Emergency Resuscitation

You are in a room where a person suddenly drops to the floor unconscious. You put your ear over his heart and hear no heartbeats. That person is dead unless you pump on his chest immediately to circulate blood to bring enough oxygen to keep his brain alive, and then shock his heart with an electrical defibrillator to make it start beating again.

He passed out because •his brain suffered from lack of oxygen, •caused by lack of blood circulating to his brain, •caused by his heart fibrillating (shaking rather than pumping) or having a heart beat too weak to pump blood. His brain will die in a minute or two if you don't circulate blood by compressing his chest, and his heart will not start beating again unless you shock it as soon as possible, within about ten minutes.

Recent studies show that:

Compressing the chest first is just as successful as using the electrical defibrillator first (BMC Journal, September 2010).
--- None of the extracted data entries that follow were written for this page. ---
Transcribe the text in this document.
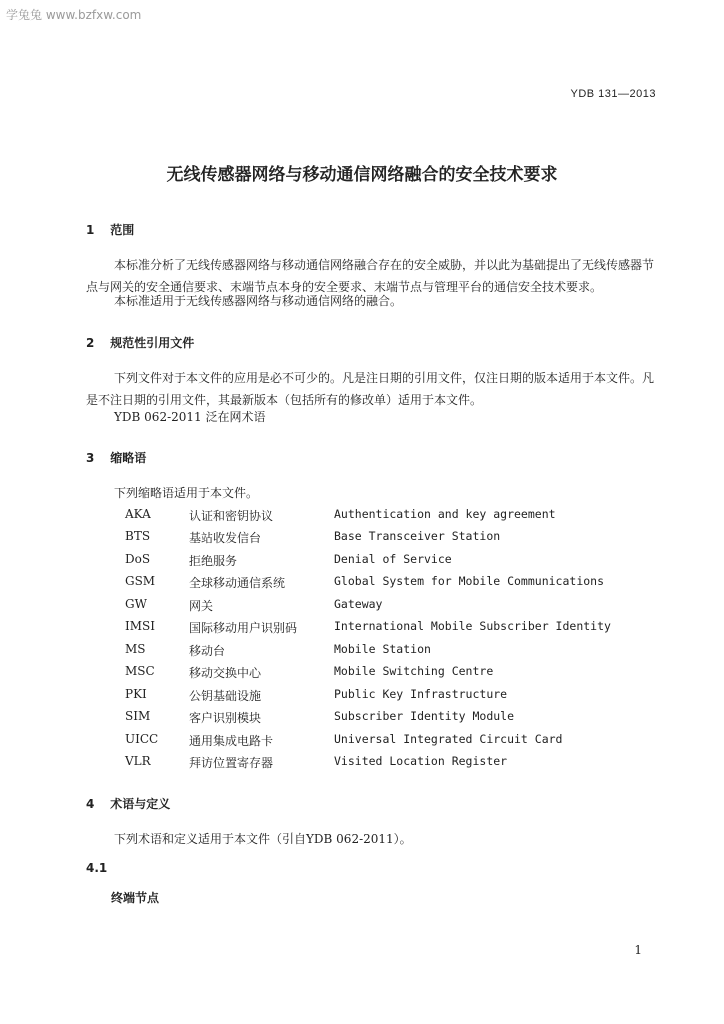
学兔兔 www.bzfxw.com
YDB 131—2013
无线传感器网络与移动通信网络融合的安全技术要求
1 范围
本标准分析了无线传感器网络与移动通信网络融合存在的安全威胁，并以此为基础提出了无线传感器节点与网关的安全通信要求、末端节点本身的安全要求、末端节点与管理平台的通信安全技术要求。
本标准适用于无线传感器网络与移动通信网络的融合。
2 规范性引用文件
下列文件对于本文件的应用是必不可少的。凡是注日期的引用文件，仅注日期的版本适用于本文件。凡是不注日期的引用文件，其最新版本（包括所有的修改单）适用于本文件。
YDB 062-2011 泛在网术语
3 缩略语
下列缩略语适用于本文件。
AKA	认证和密钥协议	Authentication and key agreement
BTS	基站收发信台	Base Transceiver Station
DoS	拒绝服务	Denial of Service
GSM	全球移动通信系统	Global System for Mobile Communications
GW	网关	Gateway
IMSI	国际移动用户识别码	International Mobile Subscriber Identity
MS	移动台	Mobile Station
MSC	移动交换中心	Mobile Switching Centre
PKI	公钥基础设施	Public Key Infrastructure
SIM	客户识别模块	Subscriber Identity Module
UICC	通用集成电路卡	Universal Integrated Circuit Card
VLR	拜访位置寄存器	Visited Location Register
4 术语与定义
下列术语和定义适用于本文件（引自YDB 062-2011）。
4.1
终端节点
1
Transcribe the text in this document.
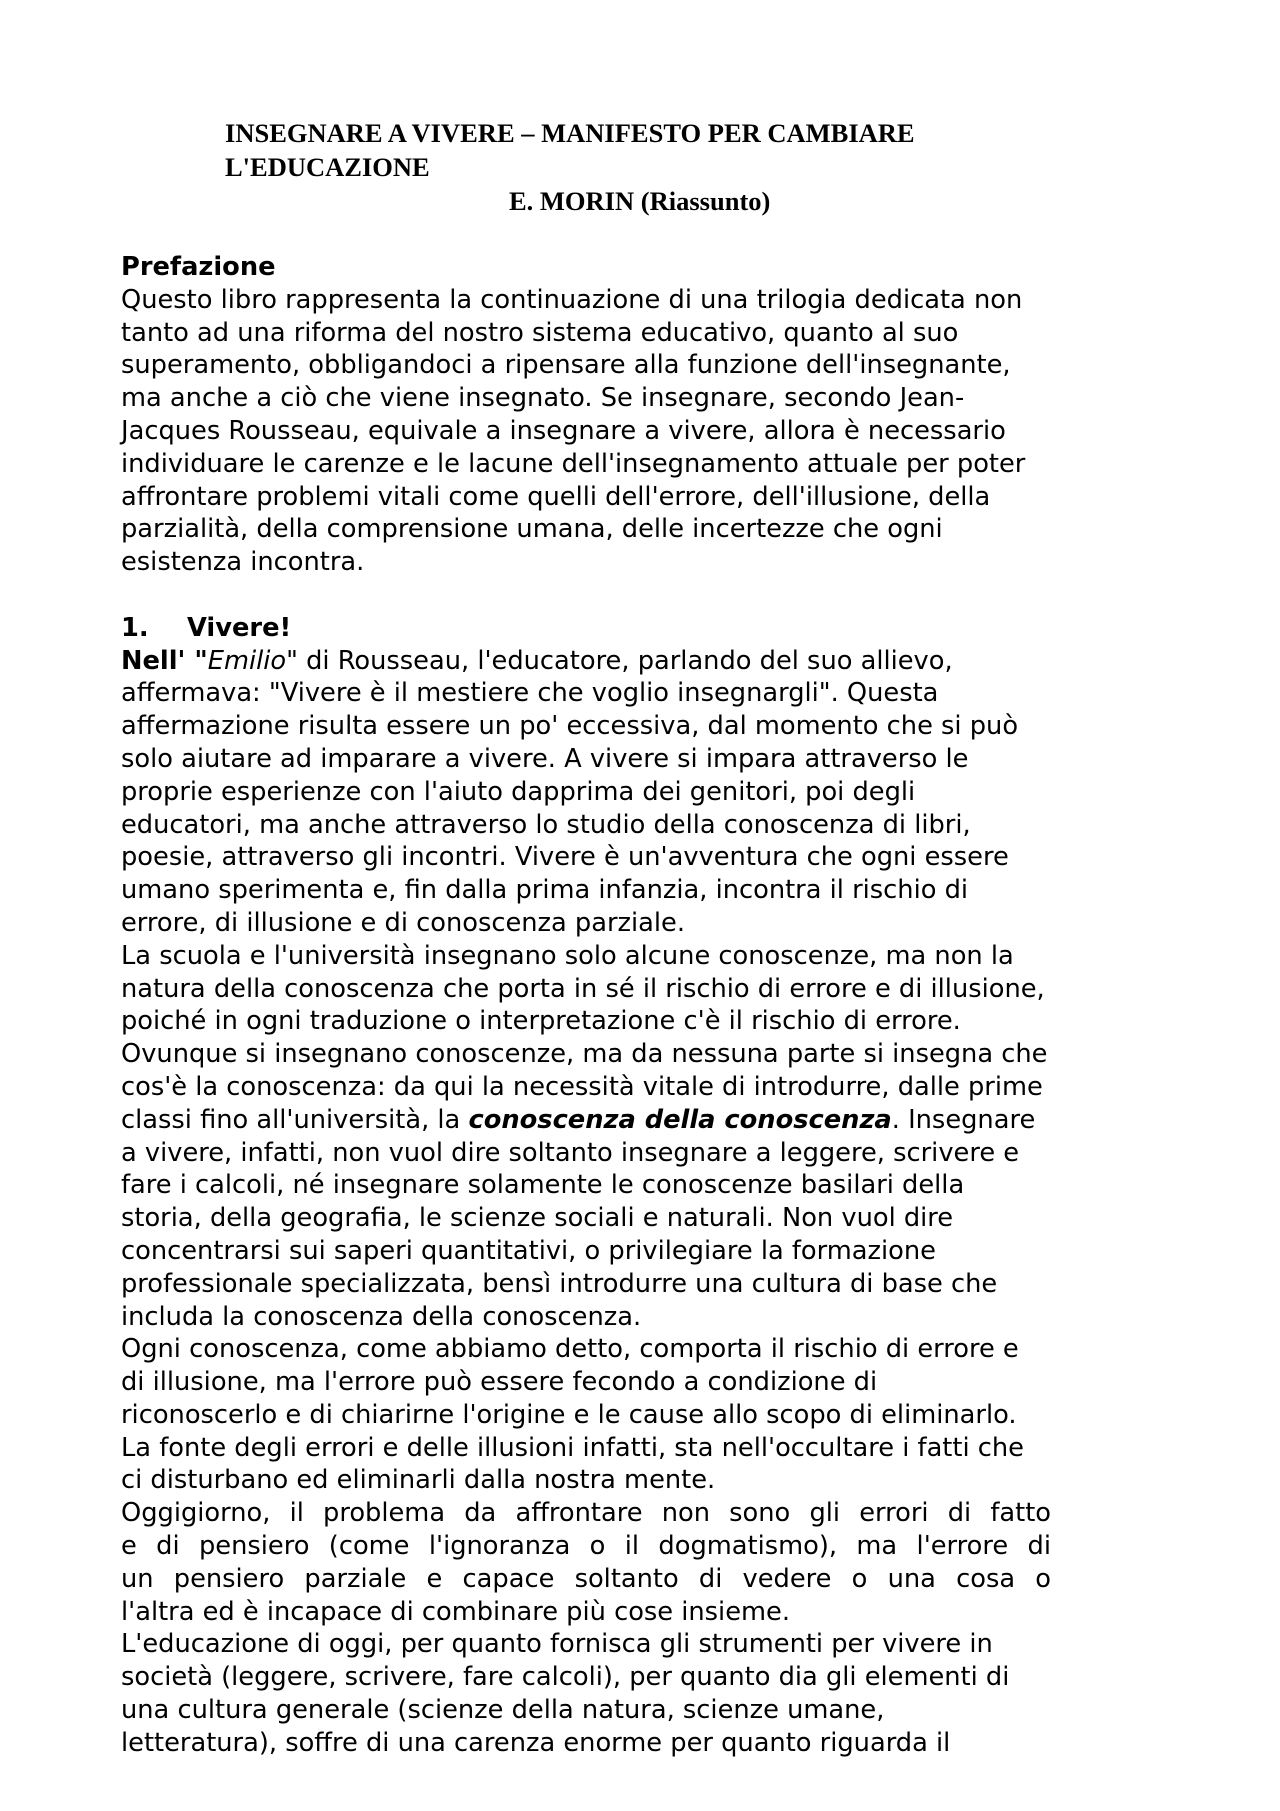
INSEGNARE A VIVERE – MANIFESTO PER CAMBIARE
L'EDUCAZIONE
E. MORIN (Riassunto)
Prefazione
Questo libro rappresenta la continuazione di una trilogia dedicata non
tanto ad una riforma del nostro sistema educativo, quanto al suo
superamento, obbligandoci a ripensare alla funzione dell'insegnante,
ma anche a ciò che viene insegnato. Se insegnare, secondo Jean-
Jacques Rousseau, equivale a insegnare a vivere, allora è necessario
individuare le carenze e le lacune dell'insegnamento attuale per poter
affrontare problemi vitali come quelli dell'errore, dell'illusione, della
parzialità, della comprensione umana, delle incertezze che ogni
esistenza incontra.
1. Vivere!
Nell' "Emilio" di Rousseau, l'educatore, parlando del suo allievo,
affermava: "Vivere è il mestiere che voglio insegnargli". Questa
affermazione risulta essere un po' eccessiva, dal momento che si può
solo aiutare ad imparare a vivere. A vivere si impara attraverso le
proprie esperienze con l'aiuto dapprima dei genitori, poi degli
educatori, ma anche attraverso lo studio della conoscenza di libri,
poesie, attraverso gli incontri. Vivere è un'avventura che ogni essere
umano sperimenta e, fin dalla prima infanzia, incontra il rischio di
errore, di illusione e di conoscenza parziale.
La scuola e l'università insegnano solo alcune conoscenze, ma non la
natura della conoscenza che porta in sé il rischio di errore e di illusione,
poiché in ogni traduzione o interpretazione c'è il rischio di errore.
Ovunque si insegnano conoscenze, ma da nessuna parte si insegna che
cos'è la conoscenza: da qui la necessità vitale di introdurre, dalle prime
classi fino all'università, la conoscenza della conoscenza. Insegnare
a vivere, infatti, non vuol dire soltanto insegnare a leggere, scrivere e
fare i calcoli, né insegnare solamente le conoscenze basilari della
storia, della geografia, le scienze sociali e naturali. Non vuol dire
concentrarsi sui saperi quantitativi, o privilegiare la formazione
professionale specializzata, bensì introdurre una cultura di base che
includa la conoscenza della conoscenza.
Ogni conoscenza, come abbiamo detto, comporta il rischio di errore e
di illusione, ma l'errore può essere fecondo a condizione di
riconoscerlo e di chiarirne l'origine e le cause allo scopo di eliminarlo.
La fonte degli errori e delle illusioni infatti, sta nell'occultare i fatti che
ci disturbano ed eliminarli dalla nostra mente.
Oggigiorno, il problema da affrontare non sono gli errori di fatto
e di pensiero (come l'ignoranza o il dogmatismo), ma l'errore di
un pensiero parziale e capace soltanto di vedere o una cosa o
l'altra ed è incapace di combinare più cose insieme.
L'educazione di oggi, per quanto fornisca gli strumenti per vivere in
società (leggere, scrivere, fare calcoli), per quanto dia gli elementi di
una cultura generale (scienze della natura, scienze umane,
letteratura), soffre di una carenza enorme per quanto riguarda il
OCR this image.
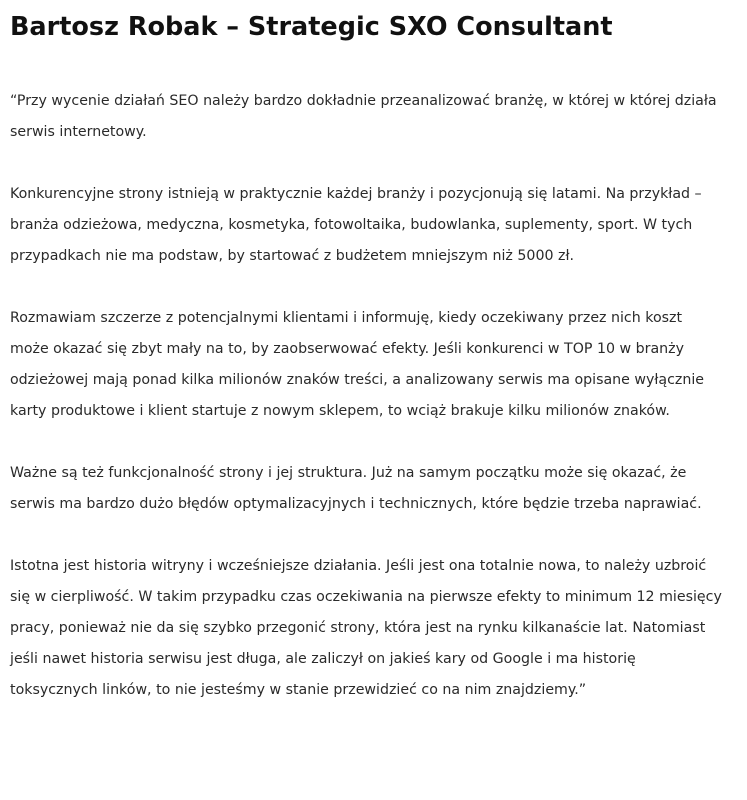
Bartosz Robak – Strategic SXO Consultant

“Przy wycenie działań SEO należy bardzo dokładnie przeanalizować branżę, w której w której działa serwis internetowy.

Konkurencyjne strony istnieją w praktycznie każdej branży i pozycjonują się latami. Na przykład – branża odzieżowa, medyczna, kosmetyka, fotowoltaika, budowlanka, suplementy, sport. W tych przypadkach nie ma podstaw, by startować z budżetem mniejszym niż 5000 zł.

Rozmawiam szczerze z potencjalnymi klientami i informuję, kiedy oczekiwany przez nich koszt może okazać się zbyt mały na to, by zaobserwować efekty. Jeśli konkurenci w TOP 10 w branży odzieżowej mają ponad kilka milionów znaków treści, a analizowany serwis ma opisane wyłącznie karty produktowe i klient startuje z nowym sklepem, to wciąż brakuje kilku milionów znaków.

Ważne są też funkcjonalność strony i jej struktura. Już na samym początku może się okazać, że serwis ma bardzo dużo błędów optymalizacyjnych i technicznych, które będzie trzeba naprawiać.

Istotna jest historia witryny i wcześniejsze działania. Jeśli jest ona totalnie nowa, to należy uzbroić się w cierpliwość. W takim przypadku czas oczekiwania na pierwsze efekty to minimum 12 miesięcy pracy, ponieważ nie da się szybko przegonić strony, która jest na rynku kilkanaście lat. Natomiast jeśli nawet historia serwisu jest długa, ale zaliczył on jakieś kary od Google i ma historię toksycznych linków, to nie jesteśmy w stanie przewidzieć co na nim znajdziemy.”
A study of 1,503 patients showed that survival rates were the same for immediate defribrillation and after at least 90 seconds of chest compressions before electrical defibrillation.

• Interrupting chest compressions during resuscitation reduces the chances of heartbeat return to normal after electrical shocking (defibrillation). For every second of a pause in compressions there is a one percent reduction in the likelihood of success (BMC Medicine, February 6, 2009; Circulation, October 2009).

• Mouth-to-mouth resuscitation is no better than just pressing on the chest (NEJM, July 29, 2010). You may not need to do mouth-to-mouth resuscitation in adults. However, this may not apply to children because of their small lungs.

• Place the heel of one hand between the nipples and the other hand on top of that.

• Keep elbows straight with your shoulders directly over your hands.

• With your upper body weight, push down on the chest two inches deep at 100 compressions a minute.

• Continue until signs of movement or until emergency help arrives.